Fra appena 10 anni l'Australia potrebbe ricavare il 100% della sua elettricità da fonti rinnovabili, con l'uso delle tecnologie già disponibili.
E' l'obiettivo ambizioso delineato nel rapporto Zero Carbon Australia Stationary Energy", elaborato dal gruppo ambientalista Beyond Zero Emissions e dall'Energy Research Institute dell'Università di Melbourne.
L'attuale obiettivo australiano, che il governo ha recentemente fissato nel Renewable Energy Target, prevede un contributo rinnovabile del 20% al 2020.
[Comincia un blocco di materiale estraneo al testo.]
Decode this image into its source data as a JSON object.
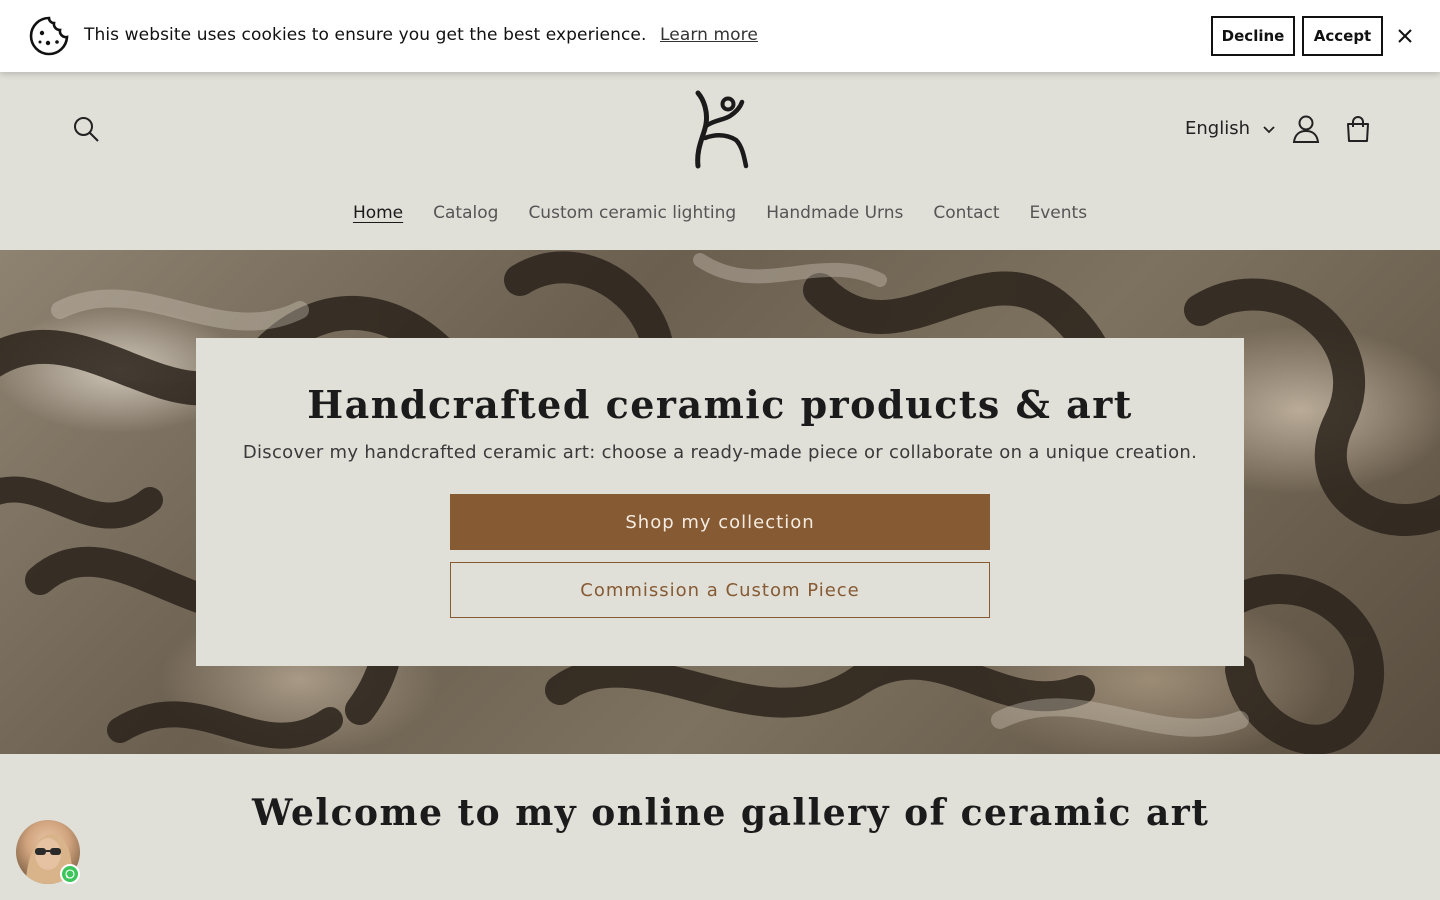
{
  "cookie_banner": {
    "message": "This website uses cookies to ensure you get the best experience.",
    "learn_more": "Learn more",
    "decline": "Decline",
    "accept": "Accept"
  },
  "header": {
    "language": "English",
    "nav": [
      {
        "label": "Home",
        "active": true
      },
      {
        "label": "Catalog"
      },
      {
        "label": "Custom ceramic lighting"
      },
      {
        "label": "Handmade Urns"
      },
      {
        "label": "Contact"
      },
      {
        "label": "Events"
      }
    ]
  },
  "hero": {
    "title": "Handcrafted ceramic products & art",
    "subtitle": "Discover my handcrafted ceramic art: choose a ready-made piece or collaborate on a unique creation.",
    "primary_cta": "Shop my collection",
    "secondary_cta": "Commission a Custom Piece"
  },
  "welcome": {
    "title": "Welcome to my online gallery of ceramic art"
  },
  "colors": {
    "accent": "#865a33",
    "background": "#e0dfd8",
    "chat_status": "#3cc55a"
  },
  "icons": [
    "cookie-icon",
    "close-icon",
    "search-icon",
    "logo-figure-icon",
    "chevron-down-icon",
    "account-icon",
    "cart-icon",
    "whatsapp-icon"
  ]
}
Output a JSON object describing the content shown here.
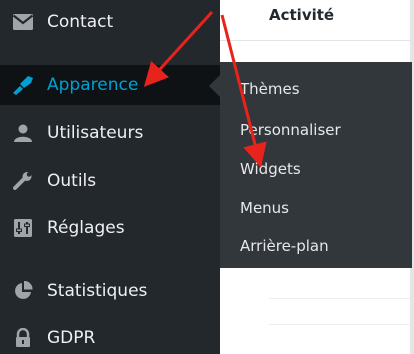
{
  "sidebar": {
    "items": [
      {
        "label": "Contact",
        "icon": "mail-icon"
      },
      {
        "label": "Apparence",
        "icon": "paintbrush-icon",
        "active": true
      },
      {
        "label": "Utilisateurs",
        "icon": "user-icon"
      },
      {
        "label": "Outils",
        "icon": "wrench-icon"
      },
      {
        "label": "Réglages",
        "icon": "settings-icon"
      },
      {
        "label": "Statistiques",
        "icon": "pie-chart-icon"
      },
      {
        "label": "GDPR",
        "icon": "lock-icon"
      }
    ]
  },
  "submenu": {
    "items": [
      "Thèmes",
      "Personnaliser",
      "Widgets",
      "Menus",
      "Arrière-plan"
    ]
  },
  "content": {
    "title": "Activité"
  },
  "colors": {
    "sidebar_bg": "#23282d",
    "submenu_bg": "#32373c",
    "active_text": "#00a0d2",
    "arrow": "#e8231c"
  }
}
Per arrivare al 100% l'investimento necessario, secondo il rapporto, è di 37 miliardi di dollari australiani all'anno (26 miliardi di euro, pari al 3% del Pil australiano) per 10 anni: "l'equivalente di una tazza di caffè al giorno per ogni cittadino australiano" sottolineano i promotori del rapporto (in Australia, però, una tazza di caffè al bar costa l'equivalente di tre euro).
Il mix energetico prevede un 40% di elettricità dall'eolico, che con una potenza di 50.000 MW arriverebbe a produrre 130 milioni di MWh all'anno.
Grazie alle condizioni climatiche ideali dell'Australia, il solare a concentrazione, con stoccaggio dell'energia in depositi di sali fusi, potrebbe raggiungere una capacità di 42.500 MW. Insieme, queste due tecnologie coprirebbero il 98% del fabbisogno elettrico nazionale.
Il resto arriverebbe dagli impianti idroelettrici esistenti (5.000 MW di potenza totale). È inoltre prevista la realizzazione di 10.000 MW di potenza da biomasse da tenere come riserva (backup).
Per il solare il rapporto prevede 12 aree di sviluppo in tutta l'Australia, mentre per l'eolico 23 siti, prevalentemente lungo la costa. Attualmente, solare ed eolico insieme soddisfano meno dell'1% del fabbisogno elettrico nazionale.
Inoltre, per raggiungere l'obiettivo, il rapporto sottolinea l'importanza del risparmio energetico, sia con un miglioramento dell'efficienza energetica, sia con una razionalizzazione dei consumi, per esempio favorendo il passaggio a mezzi di trasporto elettrici.